中国天台宗の開祖である天台大師智顗禅師は、すべての経典をその教えの内容によって、蔵教・通教・別教・円教四つに分類しました。これを化法の四教といいます。そして衆生を教化する形式や方法に基づいて頓教・漸教・秘密教・不定教の四つに分類したものを化儀の四教といいます。
このように諸経典を内容・形式・説法の順序などに従って、その教えの特徴や優劣を判定することを教相判釈といいます。教相判釈の中で、前に挙げた天台大師の五時八教が特に優れたものとして有名です。
五時とは、釈尊が説かれた諸経典の内容を分類し解釈し、説かれた順序によって華厳時・鹿苑時・方等時・般若時・法華涅槃時の五段階の時期に分けたもので、釈尊が悟りを開かれて後の説法の流れを表わしております。またその五時を、牛乳が濃くなり、凝固してバターやチーズに変化してゆく段階に重ね合わせ、乳味・酪味・生蘇味・熟蘇味・醍醐味の五味ともいいます。
第一の華厳時(乳味)には『華厳経』というお経が説かれました。『華厳経』というお経は、釈尊がお悟りの内容(自内證)をストレートに説いたもので、とても難しいお経です。大多数の人は理解できなかったでしょう。その後は、対機説法と言って、聴衆の能力(機根)に合わせて
説かれるようになります。第二の鹿苑時(酪味)には、『阿含経』などの初歩的な内容のお経(小乗仏教)が説かれました。その後、第三の方等時(生蘇味)、第四の般若時(熟蘇味)、第五の法華涅槃時(醍醐味)は大乗仏教と呼ばれ、徐々に高度な内容になってゆきます。
天台宗では、第五の法華涅槃時に説かれた『法華経』と『涅槃経』を同一醍醐味といい、同等の価値を持ったお経であるとします。
釈尊は最初に自分が悟った内容をそのまま披瀝し、その後、順々に易しい内容のものから聴衆の習熟度に合わせて難しい内容の説法を行なったということです。

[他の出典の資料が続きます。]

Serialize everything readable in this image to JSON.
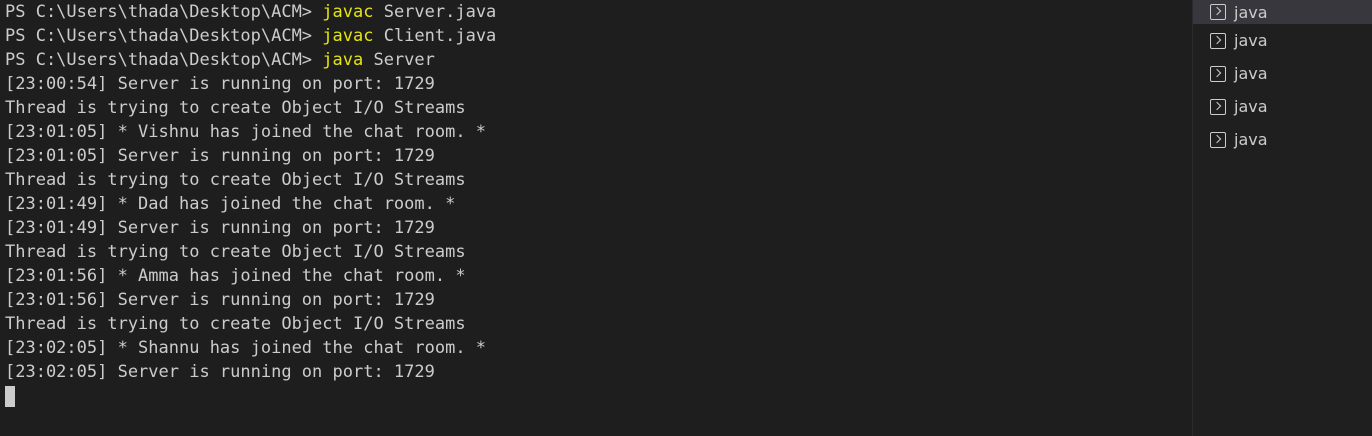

釈尊が説かれた教えを内容の面から四種に分類した化法の四教とは、諸経典の中で最も価値の高い究極の教えを円教といい、五時の中で最後の五番目の法華涅槃時に説かれた法華経を円教の経典として大切にします。天台宗のことを初期には天台法華円宗とよび、欠けることのない円満な教えという意味の円教である法華経を根本の所依の経典とした宗旨であるとこを表わしています。